# 1. Initializations

## 1.1 General imports

In [None]:
### general

### data management
import pandas as pd
import numpy as np

### machine learning (scikit-learn)
from statsmodels.tsa.seasonal import seasonal_decompose
from sklearn.compose import ColumnTransformer

### graphical
import matplotlib.pyplot as plt
# for jupyter notebook management
%matplotlib inline
import seaborn as sns


## 1.2 General dataframe functions

In [None]:
import smartcheck.dataframe_common as dfc

## 1.3 Specific preprocessing classes

In [None]:
import smartcheck.preprocessing_project_specific as pps

# 2. Loading of Pre-processed data

In [None]:
df_cpt_raw = dfc.load_dataset_from_config('velo_comptage_pcd_data', sep=',', index_col=0)

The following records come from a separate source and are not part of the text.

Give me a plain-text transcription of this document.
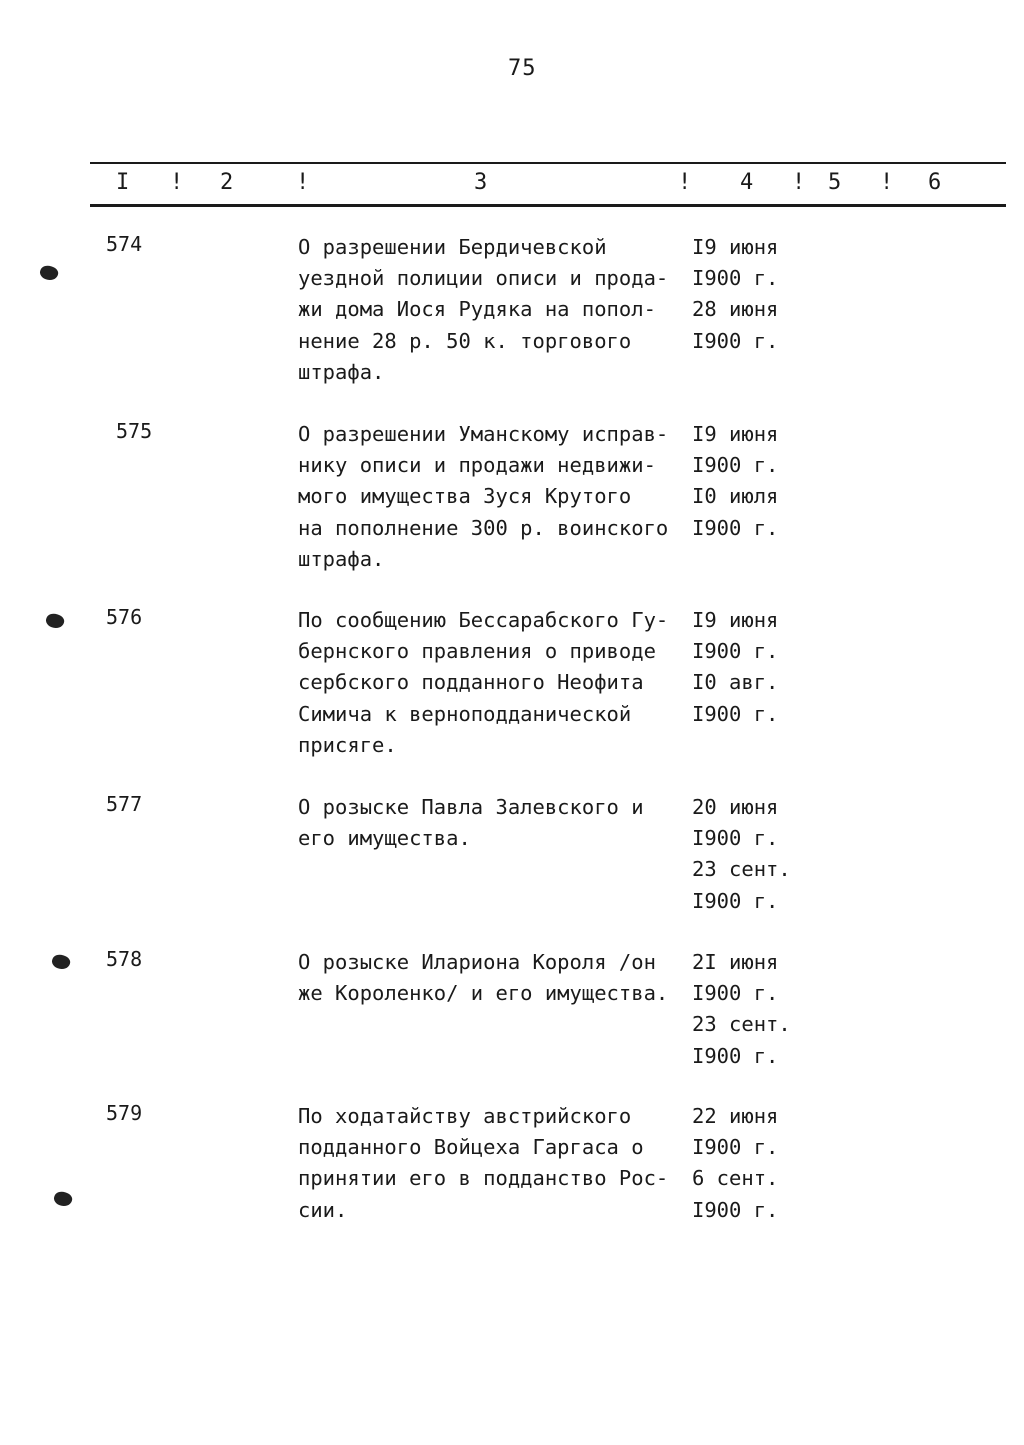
75
I ! 2	!	3	! 4 ! 5 ! 6
574	О разрешении Бердичевской
уездной полиции описи и прода-
жи дома Иося Рудяка на попол-
нение 28 р. 50 к. торгового
штрафа.
I9 июня
I900 г.
28 июня
I900 г.
575	О разрешении Уманскому исправ-
нику описи и продажи недвижи-
мого имущества Зуся Крутого
на пополнение 300 р. воинского
штрафа.
I9 июня
I900 г.
I0 июля
I900 г.
576	По сообщению Бессарабского Гу-
бернского правления о приводе
сербского подданного Неофита
Симича к верноподданической
присяге.
I9 июня
I900 г.
I0 авг.
I900 г.
577	О розыске Павла Залевского и
его имущества.
20 июня
I900 г.
23 сент.
I900 г.
578	О розыске Илариона Короля /он
же Короленко/ и его имущества.
2I июня
I900 г.
23 сент.
I900 г.
579	По ходатайству австрийского
подданного Войцеха Гаргаса о
принятии его в подданство Рос-
сии.
22 июня
I900 г.
6 сент.
I900 г.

if df_cpt_raw is not None and isinstance(df_cpt_raw, pd.DataFrame):
    dfc.log_general_info(df_cpt_raw)
    df_cpt = df_cpt_raw.copy()
    display(df_cpt.head())

In [None]:
df_cpt_desc = df_cpt.select_dtypes(include=np.number).describe()
display(df_cpt_desc)
df_cpt_desc = df_cpt.select_dtypes(exclude=np.number).describe()
display(df_cpt_desc)
df_cpt_cr = df_cpt.select_dtypes(include=np.number).corr()
display(df_cpt_cr)

## 2.1 Column preprocessing pipelines

In [None]:
no_change_cols = [
    "identifiant_du_compteur",
    "nom_du_compteur",
    "identifiant_du_site_de_comptage",
    "nom_du_site_de_comptage",
    "comptage_horaire",
    "coordonnees_geographiques",
    "mois_annee_comptage",
    "orientation_compteur",
    "latitude",
    "longitude",
    "arrondissement",
]

preproc_pipeline = ColumnTransformer(
    transformers=[
        (
            "filter",
            pps.ColumnFilterTransformer(columns_to_keep=no_change_cols),
            no_change_cols
        ),
        (
            "datetime",
            pps.DatetimePreprocessingTransformer(timestamp_col="date_et_heure_de_comptage"),
            ["date_et_heure_de_comptage"]
        ),
    ],
    remainder="drop",
)

preproc_pipeline.set_output(transform="pandas")

df = pd.DataFrame(preproc_pipeline.fit_transform(df_cpt))
df = df.rename(columns={
    col: col.split("__")[-1] for col in df.columns if "__" in col
})

df.head()